2013 Progress Report: Improving Drinking Water Quality for Small Rural Communities in MissouriEPA Grant Number: R835173
Title: Improving Drinking Water Quality for Small Rural Communities in Missouri
Investigators: Yang, John , Hua, Bin , Inniss, Enos , Shi, Honglan
Institution: Lincoln University-MO , Missouri University of Science and Technology , University of Missouri - Columbia
Current Institution: Lincoln University-MO , University of Missouri - Columbia
EPA Project Officer: Page, Angela
Project Period: December 1, 2011 through November 30, 2016
Project Period Covered by this Report: February 1, 2013 through December 31,2013
Project Amount: $499,996
RFA: Research and Demonstration of Innovative Drinking Water Treatment Technologies in Small Systems (2011) RFA Text | Recipients Lists
Research Category: Drinking Water , Water
The overall goal of this project aims to improve drinking water quality for small rural communities in Missouri, with objectives of identifying water quality issues in three selected small drinking water systems and developing cost-effective treatment technology that addresses the identified water problems. The major tasks this year are to: 1) complete the characterization of source water and drinking water in the selected treatment systems and identify water quality issues facing the small rural communities; and 2) develop technologies to solve the water quality problems for each small water system based on the conditions of each facility.

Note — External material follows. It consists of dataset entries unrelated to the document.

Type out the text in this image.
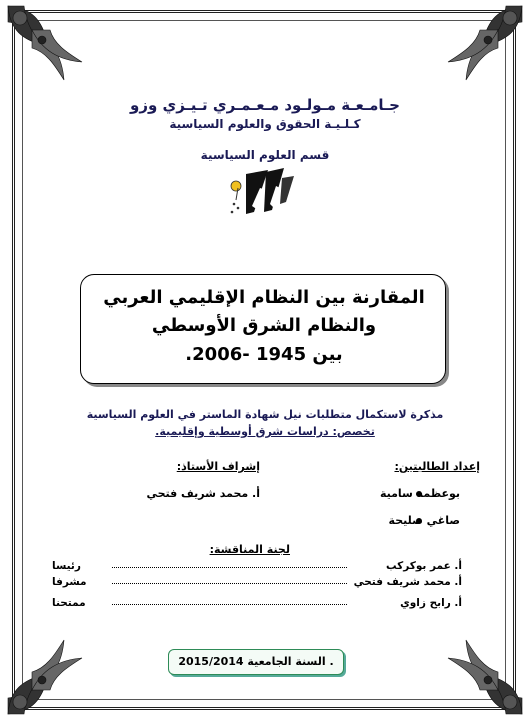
جـامـعـة مـولـود مـعـمـري تـيـزي وزو
كـلـيـة الحقوق والعلوم السياسية
قسم العلوم السياسية
المقارنة بين النظام الإقليمي العربي
والنظام الشرق الأوسطي
بين 1945 -2006.
مذكرة لاستكمال متطلبات نيل شهادة الماستر في العلوم السياسية
تخصص: دراسات شرق أوسطية وإقليمية.
إعداد الطالبتين:
إشراف الأستاذ:
بوعظمة سامية
صاغي صليحة
أ. محمد شريف فتحي
لجنة المناقشة:
أ. عمر بوكركب
رئيسا
أ. محمد شريف فتحي
مشرفا
أ. رابح زاوي
ممتحنا
السنة الجامعية 2015/2014 .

The chemical characterizations of the water samples collected quarterly from the three selected small drinking water treatment systems at Odessa, Vandalia, and Boonville in Missouri have been completed, and the major problems causing poor water quality have been identified for each facility. Water samples from each treatment stage plus source water of the three facilities were collected in May 2012, August 2012, November 2012, and March 2013 and characterized for the selected chemical properties. The samples were analyzed for dissolved organic carbon (DOC), dissolved organic nitrogen (DON), total nitrogen (TN), ammonia, UV254, pH, total bromine (total Br), anions (Br-, Cl-, NO2-, NO3-, SO43-), metals (Fe, Mn, Cu), THM formation potential, N-nitrosamines and their precursors, as well as fluorescence EEM spectroscopy. For all analytical work, the US EPA quality control and assurance guidelines were closely followed to ensure good data quality.
The comprehensive water characterization results have revealed the major water quality issues facing each water treatment facility: high ammonia, iron, and bromide in groundwater for Odessa; high DOC in reservoir water and insufficient DOC removal for Vandalia; and variation of source water quality in river water for Boonville. The research team including the PI, Co-PIs, graduate students, and undergraduate students, visited each of the selected water treatment sites in September 2013, and met with the system managers and/or operators to disseminate the detailed research findings, report the laboratory studies conducted to address the identified water quality issues, and discuss further research plans for their facility.
The research team including the PI and all Co-PIs attended the 3rd International Conference on Sustainability Science and Engineering (ICOSSE) in Cincinnati, OH, August 11-15, 2013, and presented a poster entitled “Improving Drinking Water Quality for Small Rural Communities in Missouri." During the conference, the team was invited to visit the USEPA National Risk Management Research Laboratory, and the PI made an oral presentation of the project progress on the National Webinar on Research and Demonstration of Innovative Drinking Water Treatment Technologies in Small Systems.
Based on the water quality problems identified, the research team initiated several laboratory experiments in 2013 to develop the novel, cost-effective treatment technologies aimed at the identified quality issues. The studies included feasibility tests of peracetic acid as an alternative disinfectant; magnetic ion exchange (MIEX) resins and zeolite to remove/minimize bromide/ammonia from source water; various activated carbon and enhanced solids contact time for DOC reduction; and advanced oxidation processes for DOC removal.
- We will continue the laboratory experiments to develop the treatment technologies of peracetic acid (PAA) oxidant pre-oxidation and disinfection; MIEX, zeolite, enhanced solid contact, and advanced oxidation, flocculation/sedimentation, and activated carbon for DOC, bromide or ammonia removal to effectively reduce bromide, DOC, DON, THMs, HAAs, N-nitrosamines, and DBP formation potential.
- We also will construct a pilot unit in selected water systems and test and evaluate on-site effectiveness of fabric screen technology. The carbon baffle walls will be designed, fabricated, and tested.
- Another focus will be data analysis, reporting, and manuscript preparation.